In 2008, the FMCSA issued an advisory warning about truck drivers using the smoking-cessation drug Chantix.

“…It appears that medical examiners should not certify a driver taking Chantix because the medication may adversely affect the driver’s ability to safely operate a commercial motor vehicle,” the administration cautioned in a statement.

But exactly what adverse effects was the FMCSA concerned about?

In 2008, the Food and Drug Administration issued a bulletin asking that Chantix carry a warning label. This was after reports that the medicine was causing severe changes in mood and behavior. Specifically, the FDA said Chantix may worsen a current psychiatric illness, or cause an old psychiatric illness to reoccur.



If a truck driver can’t quit cold turkey, could vaping offer some relief?

E-cigarettes are tobacco-less and emit only water vapor. The vaping industry touts them as being safer than cigarettes. They also allow users to “smoke” in facilities that bar tobacco smoking.

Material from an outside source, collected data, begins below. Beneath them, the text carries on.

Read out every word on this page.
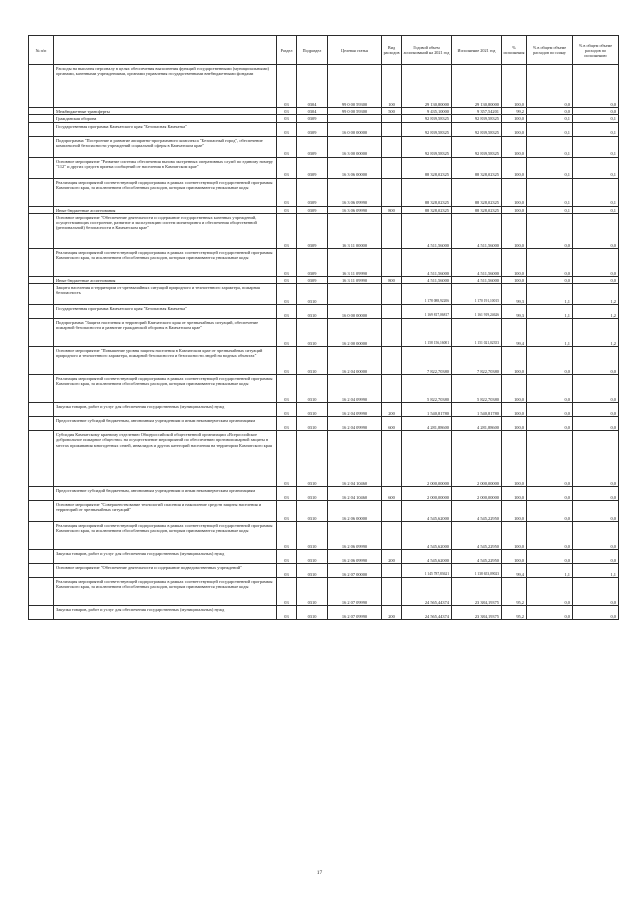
№ п/п		Раздел	Подраздел	Целевая статья	Вид расходов	Годовой объем ассигнований на 2021 год	Исполнение 2021 год	% исполнения	% в общем объеме расходов по плану	% в общем объеме расходов по исполнению
	Расходы на выплаты персоналу в целях обеспечения выполнения функций государственными (муниципальными) органами, казенными учреждениями, органами управления государственными внебюджетными фондами	03	0304	99 0 00 59300	100	29 130,80000	29 130,80000	100,0	0,0	0,0
	Межбюджетные трансферты	03	0304	99 0 00 59300	500	9 435,10000	9 357,54201	99,2	0,0	0,0
	Гражданская оборона	03	0309			92 839,58325	92 839,58325	100,0	0,1	0,1
	Государственная программа Камчатского края "Безопасная Камчатка"	03	0309	16 0 00 00000		92 839,58325	92 839,58325	100,0	0,1	0,1
	Подпрограмма "Построение и развитие аппаратно-программного комплекса "Безопасный город", обеспечение комплексной безопасности учреждений социальной сферы в Камчатском крае"	03	0309	16 3 00 00000		92 839,58325	92 839,58325	100,0	0,1	0,1
	Основное мероприятие "Развитие системы обеспечения вызова экстренных оперативных служб по единому номеру "112" и других средств приема сообщений от населения в Камчатском крае"	03	0309	16 3 06 00000		88 328,02325	88 328,02325	100,0	0,1	0,1
	Реализация мероприятий соответствующей подпрограммы в рамках соответствующей государственной программы Камчатского края, за исключением обособленных расходов, которым присваиваются уникальные коды	03	0309	16 3 06 09990		88 328,02325	88 328,02325	100,0	0,1	0,1
	Иные бюджетные ассигнования	03	0309	16 3 06 09990	800	88 328,02325	88 328,02325	100,0	0,1	0,1
	Основное мероприятие "Обеспечение деятельности и содержание государственных казенных учреждений, осуществляющих построение, развитие и эксплуатацию систем мониторинга и обеспечения общественной (региональной) безопасности в Камчатском крае"	03	0309	16 3 11 00000		4 511,56000	4 511,56000	100,0	0,0	0,0
	Реализация мероприятий соответствующей подпрограммы в рамках соответствующей государственной программы Камчатского края, за исключением обособленных расходов, которым присваиваются уникальные коды	03	0309	16 3 11 09990		4 511,56000	4 511,56000	100,0	0,0	0,0
	Иные бюджетные ассигнования	03	0309	16 3 11 09990	800	4 511,56000	4 511,56000	100,0	0,0	0,0
	Защита населения и территории от чрезвычайных ситуаций природного и техногенного характера, пожарная безопасность	03	0310			1 178 088,92206	1 170 191,10015	99,3	1,1	1,2
	Государственная программа Камчатского края "Безопасная Камчатка"	03	0310	16 0 00 00000		1 169 817,06817	1 161 919,24626	99,3	1,1	1,2
	Подпрограмма "Защита населения и территорий Камчатского края от чрезвычайных ситуаций, обеспечение пожарной безопасности и развитие гражданской обороны в Камчатском крае"	03	0310	16 2 00 00000		1 158 156,16001	1 151 021,02353	99,4	1,1	1,2
	Основное мероприятие "Повышение уровня защиты населения в Камчатском крае от чрезвычайных ситуаций природного и техногенного характера, пожарной безопасности и безопасности людей на водных объектах"	03	0310	16 2 04 00000		7 822,70380	7 822,70380	100,0	0,0	0,0
	Реализация мероприятий соответствующей подпрограммы в рамках соответствующей государственной программы Камчатского края, за исключением обособленных расходов, которым присваиваются уникальные коды	03	0310	16 2 04 09990		5 822,70380	5 822,70380	100,0	0,0	0,0
	Закупка товаров, работ и услуг для обеспечения государственных (муниципальных) нужд	03	0310	16 2 04 09990	200	1 540,81780	1 540,81780	100,0	0,0	0,0
	Предоставление субсидий бюджетным, автономным учреждениям и иным некоммерческим организациям	03	0310	16 2 04 09990	600	4 281,88600	4 281,88600	100,0	0,0	0,0
	Субсидия Камчатскому краевому отделению Общероссийской общественной организации «Всероссийское добровольное пожарное общество» на осуществление мероприятий по обеспечению противопожарной защиты в местах проживания многодетных семей, инвалидов и других категорий населения на территории Камчатского края	03	0310	16 2 04 10460		2 000,00000	2 000,00000	100,0	0,0	0,0
	Предоставление субсидий бюджетным, автономным учреждениям и иным некоммерческим организациям	03	0310	16 2 04 10460	600	2 000,00000	2 000,00000	100,0	0,0	0,0
	Основное мероприятие "Совершенствование технологий спасения и накопление средств защиты населения и территорий от чрезвычайных ситуаций"	03	0310	16 2 06 00000		4 545,62000	4 545,22950	100,0	0,0	0,0
	Реализация мероприятий соответствующей подпрограммы в рамках соответствующей государственной программы Камчатского края, за исключением обособленных расходов, которым присваиваются уникальные коды	03	0310	16 2 06 09990		4 545,62000	4 545,22950	100,0	0,0	0,0
	Закупка товаров, работ и услуг для обеспечения государственных (муниципальных) нужд	03	0310	16 2 06 09990	200	4 545,62000	4 545,22950	100,0	0,0	0,0
	Основное мероприятие "Обеспечение деятельности и содержание подведомственных учреждений"	03	0310	16 2 07 00000		1 145 787,83621	1 138 653,09023	99,4	1,1	1,1
	Реализация мероприятий соответствующей подпрограммы в рамках соответствующей государственной программы Камчатского края, за исключением обособленных расходов, которым присваиваются уникальные коды	03	0310	16 2 07 09990		24 565,44374	23 384,19375	95,2	0,0	0,0
	Закупка товаров, работ и услуг для обеспечения государственных (муниципальных) нужд	03	0310	16 2 07 09990	200	24 565,44374	23 384,19375	95,2	0,0	0,0
17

But some warehouses and loading docks still consider vaping “smoking,” and ban it on their premises.

A study in the journal Tobacco Control seems to support the idea that vaping is indeed safer. (Note: the journal does not accept papers from researchers affiliated with or funded by the tobacco industry).

According to the study, smokers who switch to e-cigs will live, on average, 5 to 10 years longer than those who continue to smoke cigarettes.

However, it is important to remember that e-cigs aren’t completely harmless. They do contain nicotine, which is addictive. And some vaporizers may still emit carcinogens.

There is some good news, though. Cigarette smoking declined from 21% of adults in 2005, to 15% of adults in 2015. Hopefully this trend continues both in the trucking industry and beyond.